Em seu discurso na convenção do partido, em Chicago, há algumas semanas, Kamala deliberadamente evitou o tema.

Muitas “liberdades fundamentais estão em jogo” nesta eleição, disse, incluindo a “liberdade de respirar ar puro e beber água limpa e viver livre da poluição que alimenta a crise climática”.

A essa frase se resumiu a referência feita pela presidenciável ao tema do meio ambiente ao aceitar a nomeação como candidata.

Não que Kamala não tenha o que mostrar em relação às mudanças climáticas. Na verdade, a administração Biden, da qual ela é vice-presidente, aprovou no Congresso o maior pacote da história americana de estímulo econômico para energias limpas e renováveis e inovou ao designar uma autoridade climática para centralizar o tema, o Enviado Climático John Kerry.

Mas, ao contrário do que fez o próprio Biden durante a campanha de 2020, quando chegou a citar com preocupação as queimadas na Amazônia e propor um fundo para conservar o bioma durante um debate televisivo com Donald Trump, Kamala parece ter se convencido de que o tema não atrai a simpatia do eleitorado - ou ao menos não daqueles que ela ainda precisa conquistar.

É o que sugere uma pesquisa eleitoral feita pela empresa de opinião pública Blueprint com 2,3 mil eleitores, em julho passado.

O levantamento mostrou que, enquanto a democrata conseguia atrair atenção ao defender medidas duras de combate ao crime ou a redução da inflação, por exemplo, defender seu trabalho no combate ao aquecimento global tendia a diminuir a chance de que o eleitor a escolhesse.

Em uma eleição a ser definida por uma margem provável de apenas dezenas de milhares de votos, este é um risco que ela não estaria disposta a correr.

No cálculo de Kamala, sua base está assegurada - ainda que possam ficar frustrados com seu silêncio, não teriam opção em Trump.

Uma pesquisa do Instituto Pew Research publicada em 2023 mostrou que enquanto 78% dos eleitores democratas acreditam que “as mudanças climáticas são uma grande ameaça”, apenas 23% dos republicanos e 54% dos independentes disseram o mesmo.

E apenas 37% dos americanos no geral veem o combate ao aquecimento global como alta prioridade - apenas a 17a a aparecer em uma lista de 21 medidas.

O risco eleitoral é especialmente alto em lugares centrais da disputa, como a Pensilvânia, um dos Estados-pêndulo que deve definir o novo ocupante da Casa Branca e que pratica uma extração de petróleo conhecida como fracking.

O método consiste na injeção em alta pressão de líquidos em reservas subterrâneas de xisto de modo a abrir rachaduras nessas formações e liberar gases e petróleo ali enterrados.

A prática é considerada super poluente não só por liberar gases do efeito estufa, mas por gerar enorme quantidade de líquidos descartados e impacto no meio ambiente.

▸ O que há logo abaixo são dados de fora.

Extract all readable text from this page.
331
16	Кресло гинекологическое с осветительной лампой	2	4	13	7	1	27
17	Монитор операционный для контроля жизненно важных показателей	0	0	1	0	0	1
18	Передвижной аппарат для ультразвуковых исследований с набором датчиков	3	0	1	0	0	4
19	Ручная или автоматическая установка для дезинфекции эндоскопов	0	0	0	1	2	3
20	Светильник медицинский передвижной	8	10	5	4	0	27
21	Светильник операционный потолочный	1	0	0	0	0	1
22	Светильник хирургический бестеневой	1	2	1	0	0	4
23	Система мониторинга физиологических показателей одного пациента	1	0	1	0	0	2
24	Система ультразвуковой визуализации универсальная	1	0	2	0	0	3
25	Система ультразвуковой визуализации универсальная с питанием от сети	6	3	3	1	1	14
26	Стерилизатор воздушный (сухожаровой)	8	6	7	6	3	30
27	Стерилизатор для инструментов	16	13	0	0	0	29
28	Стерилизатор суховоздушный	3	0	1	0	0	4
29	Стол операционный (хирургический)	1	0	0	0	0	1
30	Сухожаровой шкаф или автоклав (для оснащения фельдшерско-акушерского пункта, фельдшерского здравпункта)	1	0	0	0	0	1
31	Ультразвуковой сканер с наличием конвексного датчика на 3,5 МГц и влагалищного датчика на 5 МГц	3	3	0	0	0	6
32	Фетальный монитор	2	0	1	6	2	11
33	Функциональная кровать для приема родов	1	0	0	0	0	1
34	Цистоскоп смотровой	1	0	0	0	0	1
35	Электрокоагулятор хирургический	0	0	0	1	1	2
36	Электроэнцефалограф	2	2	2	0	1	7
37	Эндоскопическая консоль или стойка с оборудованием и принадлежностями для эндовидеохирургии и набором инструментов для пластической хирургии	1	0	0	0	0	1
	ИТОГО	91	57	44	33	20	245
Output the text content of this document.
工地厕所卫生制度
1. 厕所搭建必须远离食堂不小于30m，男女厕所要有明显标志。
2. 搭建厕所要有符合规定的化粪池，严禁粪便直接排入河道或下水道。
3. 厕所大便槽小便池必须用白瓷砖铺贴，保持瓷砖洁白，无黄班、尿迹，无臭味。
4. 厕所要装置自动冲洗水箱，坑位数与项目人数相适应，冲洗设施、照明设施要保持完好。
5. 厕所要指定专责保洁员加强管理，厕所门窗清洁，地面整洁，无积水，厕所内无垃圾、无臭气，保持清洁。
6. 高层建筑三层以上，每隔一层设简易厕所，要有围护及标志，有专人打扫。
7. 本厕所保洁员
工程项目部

Anos atrás, Kamala Harris chegou a se posicionar contrariamente à exploração de petróleo por fracking na Pensilvânia, mas recuou porque o tema se tornou central para o eleitorado da área, altamente disputado por republicanos e democratas. Trump tem dito que, se ela for eleita, abrirá “guerra contra a produção de energia” no país.

Em falas públicas, Kamala tem optado por mencionar, por exemplo, que é dona de uma arma de fogo e que não hesitaria em atirar caso alguém invadisse sua propriedade - uma pauta cara à base do republicano Donald Trump e menos conectada às demandas históricas de democratas, que buscam restrições aos acessos a armas.

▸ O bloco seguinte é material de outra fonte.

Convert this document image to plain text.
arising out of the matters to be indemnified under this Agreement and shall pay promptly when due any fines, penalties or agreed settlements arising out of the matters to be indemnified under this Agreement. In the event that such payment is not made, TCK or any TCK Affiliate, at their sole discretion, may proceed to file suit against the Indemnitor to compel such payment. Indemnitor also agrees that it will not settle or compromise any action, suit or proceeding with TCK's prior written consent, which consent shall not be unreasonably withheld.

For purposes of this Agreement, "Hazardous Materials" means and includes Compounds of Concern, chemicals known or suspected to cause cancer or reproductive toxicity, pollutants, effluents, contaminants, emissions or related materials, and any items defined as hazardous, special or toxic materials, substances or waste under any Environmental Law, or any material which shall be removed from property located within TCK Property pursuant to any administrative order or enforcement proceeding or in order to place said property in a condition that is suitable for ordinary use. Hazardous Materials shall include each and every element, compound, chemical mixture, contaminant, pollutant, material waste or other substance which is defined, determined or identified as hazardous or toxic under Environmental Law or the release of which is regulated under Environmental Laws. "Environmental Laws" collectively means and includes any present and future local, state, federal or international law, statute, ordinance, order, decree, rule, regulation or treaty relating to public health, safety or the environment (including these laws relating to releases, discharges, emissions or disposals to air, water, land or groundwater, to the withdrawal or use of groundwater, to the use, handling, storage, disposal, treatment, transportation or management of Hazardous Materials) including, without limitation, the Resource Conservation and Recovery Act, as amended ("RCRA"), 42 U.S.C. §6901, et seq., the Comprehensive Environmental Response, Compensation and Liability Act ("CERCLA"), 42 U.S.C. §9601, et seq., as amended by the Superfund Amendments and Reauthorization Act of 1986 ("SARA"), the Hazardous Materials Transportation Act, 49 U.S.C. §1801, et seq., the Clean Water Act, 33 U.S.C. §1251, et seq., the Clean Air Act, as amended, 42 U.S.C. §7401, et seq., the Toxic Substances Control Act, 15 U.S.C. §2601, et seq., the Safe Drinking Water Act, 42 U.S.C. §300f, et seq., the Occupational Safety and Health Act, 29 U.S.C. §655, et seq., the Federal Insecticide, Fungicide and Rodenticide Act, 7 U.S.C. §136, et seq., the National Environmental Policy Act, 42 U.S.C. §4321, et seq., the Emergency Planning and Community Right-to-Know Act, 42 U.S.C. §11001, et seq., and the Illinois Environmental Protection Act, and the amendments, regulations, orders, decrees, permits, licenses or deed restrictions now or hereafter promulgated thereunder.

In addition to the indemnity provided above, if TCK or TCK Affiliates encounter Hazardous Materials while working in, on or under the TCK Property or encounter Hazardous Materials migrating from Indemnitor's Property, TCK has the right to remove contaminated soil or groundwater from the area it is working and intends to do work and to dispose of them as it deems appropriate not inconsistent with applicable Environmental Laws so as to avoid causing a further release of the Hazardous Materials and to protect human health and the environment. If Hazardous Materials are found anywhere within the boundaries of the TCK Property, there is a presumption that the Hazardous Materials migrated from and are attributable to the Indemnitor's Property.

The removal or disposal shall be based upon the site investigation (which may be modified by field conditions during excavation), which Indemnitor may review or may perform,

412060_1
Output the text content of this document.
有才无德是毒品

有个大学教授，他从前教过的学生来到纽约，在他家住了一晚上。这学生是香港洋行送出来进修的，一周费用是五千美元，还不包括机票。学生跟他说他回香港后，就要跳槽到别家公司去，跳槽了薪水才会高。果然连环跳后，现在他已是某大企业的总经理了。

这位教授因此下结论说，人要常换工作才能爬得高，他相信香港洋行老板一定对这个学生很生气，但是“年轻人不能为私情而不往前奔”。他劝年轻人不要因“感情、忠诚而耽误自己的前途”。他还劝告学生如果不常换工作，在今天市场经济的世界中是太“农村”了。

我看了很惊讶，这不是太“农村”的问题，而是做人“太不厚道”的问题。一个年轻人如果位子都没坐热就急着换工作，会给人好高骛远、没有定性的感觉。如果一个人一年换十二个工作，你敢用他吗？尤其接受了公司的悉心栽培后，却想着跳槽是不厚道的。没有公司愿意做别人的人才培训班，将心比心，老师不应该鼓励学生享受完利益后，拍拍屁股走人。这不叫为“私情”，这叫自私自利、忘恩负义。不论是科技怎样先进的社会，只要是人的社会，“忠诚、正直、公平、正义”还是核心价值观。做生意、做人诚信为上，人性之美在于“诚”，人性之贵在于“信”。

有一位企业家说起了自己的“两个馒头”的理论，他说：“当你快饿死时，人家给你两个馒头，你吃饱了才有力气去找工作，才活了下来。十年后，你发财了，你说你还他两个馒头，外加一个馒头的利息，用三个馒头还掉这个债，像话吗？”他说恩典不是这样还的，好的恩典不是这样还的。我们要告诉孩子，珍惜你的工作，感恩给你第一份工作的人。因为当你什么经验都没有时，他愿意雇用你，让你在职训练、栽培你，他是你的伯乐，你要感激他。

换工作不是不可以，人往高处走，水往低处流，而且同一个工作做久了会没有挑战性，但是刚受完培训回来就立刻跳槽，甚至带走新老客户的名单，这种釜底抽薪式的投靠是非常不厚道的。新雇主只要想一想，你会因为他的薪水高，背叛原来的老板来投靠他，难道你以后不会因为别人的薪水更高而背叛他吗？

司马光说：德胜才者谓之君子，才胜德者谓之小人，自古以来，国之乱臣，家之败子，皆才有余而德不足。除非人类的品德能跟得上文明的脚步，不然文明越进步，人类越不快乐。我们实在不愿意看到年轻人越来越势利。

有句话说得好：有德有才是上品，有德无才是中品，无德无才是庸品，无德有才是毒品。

E escalou outros integrantes do partido Democrata para tentar assegurar a seus eleitores que a falta de menções às mudanças climáticas nas falas da candidata não significam que ela abandonou a agenda.

“Estou totalmente confiante de que quando ela estiver em posição de efetuar mudanças positivas, ela o fará”, disse o governador democrata de Washington Jay Inslee, um dos maiores advogados do tema dentro do partido. Democratas citam ainda o histórico de medidas verdes do candidato à vice Tim Walz, governador de Minnesota, como prova de que, chegada a hora, Kamala cometerá estelionato eleitoral, tomando medidas ambientais que não prometeu durante a campanha.

Nesta quarta, ao lado do presidente Biden, que cancelou uma viagem à Alemanha para supervisionar diretamente os esforços contra a devastação causada pelo furacão Milton, a democrata mais uma vez evitou comentar sobre mudanças climáticas. Concentrou-se em pedir que os americanos em áreas possivelmente afetadas deixem suas casas e busquem abrigos seguros.